CF: Unfortunately something like that is true.

 

BCD: Can we just blame the government and its obsession for the executive power?

CF: The congress and the American people let this government do what they wanted at least for a couple of years. For better or worse George W. Bush was reelected in 2004, he won the popular majority so you can’t just blame the executive. I think you have to blame  congress, the American people and the media as well but there is no question that this Administration controlled information very tightly and was extremely secretive and very extreme in its use of executive privilege with regard of the war.

  

BCD: If Democrats win in the next election are we going to see a difference?

BF: Yes. That doesn’t mean Iraq is going to become a paradise, America is going to have to keep troops there for a long time and it is going to be a violent and dangerous place for a long time but there is a difference between things being just bad and being really horrifically bad.
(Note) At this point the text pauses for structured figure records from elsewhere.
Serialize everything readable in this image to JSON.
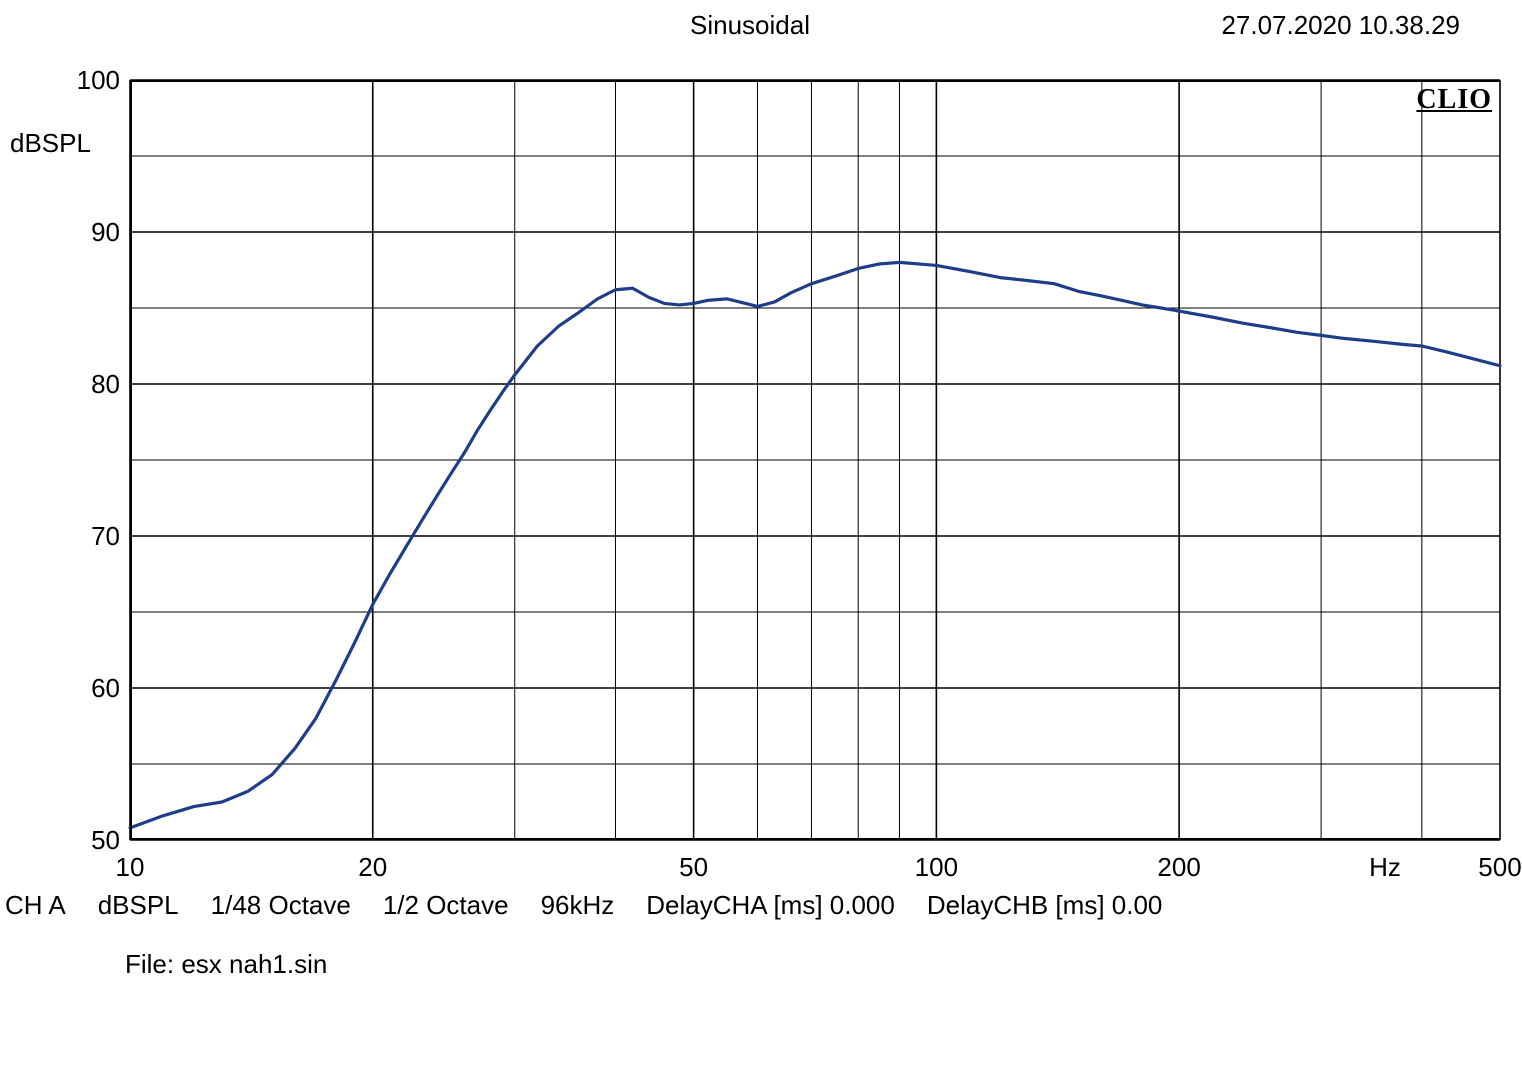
{
  "header": {
    "title": "Sinusoidal",
    "timestamp": "27.07.2020 10.38.29"
  },
  "brand": "CLIO",
  "chart": {
    "type": "line",
    "x_scale": "log",
    "xlim": [
      10,
      500
    ],
    "ylim": [
      50,
      100
    ],
    "y_unit": "dBSPL",
    "x_unit": "Hz",
    "x_ticks_major": [
      10,
      20,
      50,
      100,
      200,
      500
    ],
    "x_ticks_minor": [
      30,
      40,
      60,
      70,
      80,
      90,
      300,
      400
    ],
    "y_ticks_major": [
      50,
      60,
      70,
      80,
      90,
      100
    ],
    "y_ticks_minor": [
      55,
      65,
      75,
      85,
      95
    ],
    "grid_color_major": "#000000",
    "grid_color_minor": "#000000",
    "grid_width_major": 1.6,
    "grid_width_minor": 1.0,
    "background_color": "#ffffff",
    "line_color": "#1f3e8a",
    "line_width": 3.2,
    "series": [
      {
        "x": 10,
        "y": 50.8
      },
      {
        "x": 11,
        "y": 51.6
      },
      {
        "x": 12,
        "y": 52.2
      },
      {
        "x": 13,
        "y": 52.5
      },
      {
        "x": 14,
        "y": 53.2
      },
      {
        "x": 15,
        "y": 54.3
      },
      {
        "x": 16,
        "y": 56.0
      },
      {
        "x": 17,
        "y": 58.0
      },
      {
        "x": 18,
        "y": 60.5
      },
      {
        "x": 19,
        "y": 63.0
      },
      {
        "x": 20,
        "y": 65.5
      },
      {
        "x": 21,
        "y": 67.5
      },
      {
        "x": 22,
        "y": 69.3
      },
      {
        "x": 23,
        "y": 71.0
      },
      {
        "x": 24,
        "y": 72.6
      },
      {
        "x": 25,
        "y": 74.1
      },
      {
        "x": 26,
        "y": 75.5
      },
      {
        "x": 27,
        "y": 77.0
      },
      {
        "x": 28,
        "y": 78.3
      },
      {
        "x": 29,
        "y": 79.5
      },
      {
        "x": 30,
        "y": 80.6
      },
      {
        "x": 32,
        "y": 82.5
      },
      {
        "x": 34,
        "y": 83.8
      },
      {
        "x": 36,
        "y": 84.7
      },
      {
        "x": 38,
        "y": 85.6
      },
      {
        "x": 40,
        "y": 86.2
      },
      {
        "x": 42,
        "y": 86.3
      },
      {
        "x": 44,
        "y": 85.7
      },
      {
        "x": 46,
        "y": 85.3
      },
      {
        "x": 48,
        "y": 85.2
      },
      {
        "x": 50,
        "y": 85.3
      },
      {
        "x": 52,
        "y": 85.5
      },
      {
        "x": 55,
        "y": 85.6
      },
      {
        "x": 58,
        "y": 85.3
      },
      {
        "x": 60,
        "y": 85.1
      },
      {
        "x": 63,
        "y": 85.4
      },
      {
        "x": 66,
        "y": 86.0
      },
      {
        "x": 70,
        "y": 86.6
      },
      {
        "x": 75,
        "y": 87.1
      },
      {
        "x": 80,
        "y": 87.6
      },
      {
        "x": 85,
        "y": 87.9
      },
      {
        "x": 90,
        "y": 88.0
      },
      {
        "x": 95,
        "y": 87.9
      },
      {
        "x": 100,
        "y": 87.8
      },
      {
        "x": 110,
        "y": 87.4
      },
      {
        "x": 120,
        "y": 87.0
      },
      {
        "x": 130,
        "y": 86.8
      },
      {
        "x": 140,
        "y": 86.6
      },
      {
        "x": 150,
        "y": 86.1
      },
      {
        "x": 160,
        "y": 85.8
      },
      {
        "x": 170,
        "y": 85.5
      },
      {
        "x": 180,
        "y": 85.2
      },
      {
        "x": 190,
        "y": 85.0
      },
      {
        "x": 200,
        "y": 84.8
      },
      {
        "x": 220,
        "y": 84.4
      },
      {
        "x": 240,
        "y": 84.0
      },
      {
        "x": 260,
        "y": 83.7
      },
      {
        "x": 280,
        "y": 83.4
      },
      {
        "x": 300,
        "y": 83.2
      },
      {
        "x": 320,
        "y": 83.0
      },
      {
        "x": 350,
        "y": 82.8
      },
      {
        "x": 380,
        "y": 82.6
      },
      {
        "x": 400,
        "y": 82.5
      },
      {
        "x": 430,
        "y": 82.1
      },
      {
        "x": 460,
        "y": 81.7
      },
      {
        "x": 500,
        "y": 81.2
      }
    ],
    "title_fontsize": 26,
    "label_fontsize": 26
  },
  "footer": {
    "items": [
      "CH A",
      "dBSPL",
      "1/48 Octave",
      "1/2 Octave",
      "96kHz",
      "DelayCHA [ms] 0.000",
      "DelayCHB [ms] 0.00"
    ],
    "file_label": "File: esx nah1.sin"
  }
}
There is a difference between a low grade civil war that looks like North Ireland and Rwanda and it could easily be the latter but I don’t think another Administration is gonna behave like the Bush Administration.

 

BCD: Your movie didn’t answer the question about why did we go to Iraq

BF: I don’t think we will ever know. I think there were different motivations and reasons and each person involved in the planning had different ones. For example I believe Paul Wolfowitz, – who at the time was the Deputy Secretary of Defense –  seems to have been motivated by a sincere desire to improve the conditions of the Iraqi people. Arrogant as it may seem to create a democracy in a region where regimes were brutal and undemocratic, I think in some level he was idealistic. Rumsfeld and Cheney reasons were more related to the social American power the suppression of terrorist risk, creating a power base in the middle east, what was president bush thinking it’s hard to know…

 

BCD: It seems difficult to believe that in a country where most of politicians need to be millionaires to get into politics and need big money from big companies to run for a public seat decisions are taken with just ideals in mind…
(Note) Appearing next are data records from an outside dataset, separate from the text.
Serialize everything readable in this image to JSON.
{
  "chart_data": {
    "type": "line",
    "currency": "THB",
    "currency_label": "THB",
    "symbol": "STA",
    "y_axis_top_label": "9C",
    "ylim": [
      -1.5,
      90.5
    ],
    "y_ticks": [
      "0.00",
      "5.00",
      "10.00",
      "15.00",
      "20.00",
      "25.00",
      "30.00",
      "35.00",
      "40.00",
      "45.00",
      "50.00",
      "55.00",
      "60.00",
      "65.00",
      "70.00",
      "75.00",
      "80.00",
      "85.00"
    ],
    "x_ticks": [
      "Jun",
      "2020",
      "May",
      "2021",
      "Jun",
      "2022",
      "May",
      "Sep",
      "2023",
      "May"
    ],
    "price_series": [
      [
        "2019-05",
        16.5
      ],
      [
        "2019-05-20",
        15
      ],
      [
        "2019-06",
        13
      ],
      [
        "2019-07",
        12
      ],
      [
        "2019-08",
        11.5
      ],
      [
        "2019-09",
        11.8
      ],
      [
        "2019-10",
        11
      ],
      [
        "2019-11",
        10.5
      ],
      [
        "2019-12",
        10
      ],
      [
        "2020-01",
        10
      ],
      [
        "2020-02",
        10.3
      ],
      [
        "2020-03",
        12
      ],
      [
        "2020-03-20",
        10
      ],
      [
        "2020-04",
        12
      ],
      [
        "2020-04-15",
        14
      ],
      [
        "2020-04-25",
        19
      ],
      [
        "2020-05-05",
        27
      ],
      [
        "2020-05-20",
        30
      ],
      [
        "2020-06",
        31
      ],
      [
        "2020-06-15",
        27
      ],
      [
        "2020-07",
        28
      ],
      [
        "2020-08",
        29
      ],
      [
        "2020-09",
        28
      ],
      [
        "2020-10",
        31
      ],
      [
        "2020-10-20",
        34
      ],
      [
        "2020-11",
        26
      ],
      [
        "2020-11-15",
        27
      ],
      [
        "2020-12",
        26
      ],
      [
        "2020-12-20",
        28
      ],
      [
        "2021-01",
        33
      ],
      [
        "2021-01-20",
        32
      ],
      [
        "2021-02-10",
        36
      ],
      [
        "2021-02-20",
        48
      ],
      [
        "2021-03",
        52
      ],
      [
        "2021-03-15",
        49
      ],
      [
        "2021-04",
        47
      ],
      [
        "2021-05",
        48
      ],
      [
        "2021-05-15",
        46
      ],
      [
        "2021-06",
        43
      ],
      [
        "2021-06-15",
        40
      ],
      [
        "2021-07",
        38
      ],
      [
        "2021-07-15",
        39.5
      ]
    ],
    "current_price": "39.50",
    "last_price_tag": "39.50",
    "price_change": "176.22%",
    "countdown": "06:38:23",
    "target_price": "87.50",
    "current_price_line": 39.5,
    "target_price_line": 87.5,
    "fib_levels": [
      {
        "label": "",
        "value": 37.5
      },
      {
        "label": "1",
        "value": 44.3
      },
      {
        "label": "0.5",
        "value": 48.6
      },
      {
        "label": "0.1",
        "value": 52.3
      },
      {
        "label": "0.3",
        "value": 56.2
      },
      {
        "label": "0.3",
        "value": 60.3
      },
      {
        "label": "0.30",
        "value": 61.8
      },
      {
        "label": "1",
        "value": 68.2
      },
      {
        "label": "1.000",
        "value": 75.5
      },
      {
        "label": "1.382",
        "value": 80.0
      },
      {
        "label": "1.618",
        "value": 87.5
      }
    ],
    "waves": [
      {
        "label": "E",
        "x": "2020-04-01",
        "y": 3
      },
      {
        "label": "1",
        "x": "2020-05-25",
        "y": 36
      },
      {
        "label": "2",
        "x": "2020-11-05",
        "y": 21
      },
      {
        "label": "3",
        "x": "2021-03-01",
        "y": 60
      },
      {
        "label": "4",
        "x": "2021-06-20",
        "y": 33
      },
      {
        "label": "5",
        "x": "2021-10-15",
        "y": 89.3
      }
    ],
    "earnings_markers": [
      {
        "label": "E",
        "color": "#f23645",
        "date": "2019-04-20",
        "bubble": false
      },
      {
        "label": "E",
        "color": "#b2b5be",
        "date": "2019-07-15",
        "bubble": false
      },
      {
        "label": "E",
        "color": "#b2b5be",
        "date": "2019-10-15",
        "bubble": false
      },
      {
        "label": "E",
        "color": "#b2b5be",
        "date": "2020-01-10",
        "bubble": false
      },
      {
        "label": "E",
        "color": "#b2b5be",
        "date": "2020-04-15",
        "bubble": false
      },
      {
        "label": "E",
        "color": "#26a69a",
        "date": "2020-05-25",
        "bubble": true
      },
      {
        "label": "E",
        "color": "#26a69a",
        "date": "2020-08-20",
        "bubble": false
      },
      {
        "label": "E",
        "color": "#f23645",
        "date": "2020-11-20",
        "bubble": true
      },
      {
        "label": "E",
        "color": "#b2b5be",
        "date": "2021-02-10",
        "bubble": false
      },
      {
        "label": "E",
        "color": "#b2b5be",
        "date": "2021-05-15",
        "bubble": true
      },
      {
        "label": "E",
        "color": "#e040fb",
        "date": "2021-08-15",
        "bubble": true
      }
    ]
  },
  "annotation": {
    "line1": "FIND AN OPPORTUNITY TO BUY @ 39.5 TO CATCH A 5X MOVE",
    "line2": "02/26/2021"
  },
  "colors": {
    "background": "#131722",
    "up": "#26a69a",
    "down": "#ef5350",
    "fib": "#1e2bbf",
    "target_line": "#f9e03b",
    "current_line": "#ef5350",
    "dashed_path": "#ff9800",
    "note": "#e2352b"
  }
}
BF: Money played a part but I don’t think there is much evidence it played a major part. Once the decision to go to war was made there is no question that American companies tried hard to benefit and used political influence to benefit but I don’t think they controlled the decision about going to war. There were many factors but I wouldn’t put money on the top of the list. Rumsfeld was already a pretty wealthy man. Wolfowitz isn’t entirely a rich man… I don’t think money was a dominant factor. The big mystery is what president Bush thought. It is possible that he didn’t think at all and just did what he was advised to do. It is well known that he was very passive about any sort of decision.

 

BCD: What was the role played by the American media?
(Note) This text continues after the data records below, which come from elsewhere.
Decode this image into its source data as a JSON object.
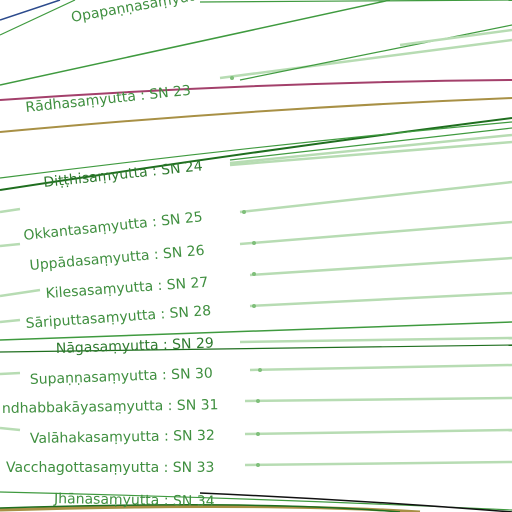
{
  "labels": [
    {
      "id": "sn22",
      "text": "Opapaṇṇasaṃyutta"
    },
    {
      "id": "sn23",
      "text": "Rādhasaṃyutta : SN 23"
    },
    {
      "id": "sn24",
      "text": "Diṭṭhisaṃyutta : SN 24"
    },
    {
      "id": "sn25",
      "text": "Okkantasaṃyutta : SN 25"
    },
    {
      "id": "sn26",
      "text": "Uppādasaṃyutta : SN 26"
    },
    {
      "id": "sn27",
      "text": "Kilesasaṃyutta : SN 27"
    },
    {
      "id": "sn28",
      "text": "Sāriputtasaṃyutta : SN 28"
    },
    {
      "id": "sn29",
      "text": "Nāgasaṃyutta : SN 29"
    },
    {
      "id": "sn30",
      "text": "Supaṇṇasaṃyutta : SN 30"
    },
    {
      "id": "sn31",
      "text": "ndhabbakāyasaṃyutta : SN 31"
    },
    {
      "id": "sn32",
      "text": "Valāhakasaṃyutta : SN 32"
    },
    {
      "id": "sn33",
      "text": "Vacchagottasaṃyutta : SN 33"
    },
    {
      "id": "sn34",
      "text": "Jhānasaṃyutta : SN 34"
    }
  ],
  "colors": {
    "green": "#3f9a3f",
    "light_green": "#b7dcb3",
    "dark_green": "#1f6e1f",
    "magenta": "#a3406b",
    "olive": "#a89045",
    "navy": "#2b4a8c",
    "black": "#111111"
  }
}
CF: Not a good one. The American media did a very bad job in the period up to the war and the year after the invasion.

BCD: Do you think they are doing a better job now even if you there are still no dead bodies on television and virtually no explanation of what is it happening there?

CF: Yes, they no longer accept uncritically whatever the Administration says although they are not doing a good job in explaining what is happening and what it is like?

 

BCD: Do you think the people who took all those wrong decisions they realize now all the mistakes they did?

CF: I don’t think Paul Bremer does. He lives a very quite life. He recently wrote an op-ed in the Washington Post that was an unreconstructed defense of his behavior which at this point is astonishing. Rumsfeld? I don’t know. He hasn’t said much publicly. I would like to think that Wolfowitz is sufficiently intelligent man to understand that they made some very serious mistakes.

 

BCD: Are you gonna keep doing movies?

CF: Yes, I loved the process of making this film and I want to do more. I have many ideas for films.

BCD: Could you tell us more about those projects?

CF: There is one film I’d like to make about the contemporary conditions of romantic relations. I would like to make a thriller and also a documentary about religion.

Magnolia Pictures releases No End in Sight in theatres on July 27th.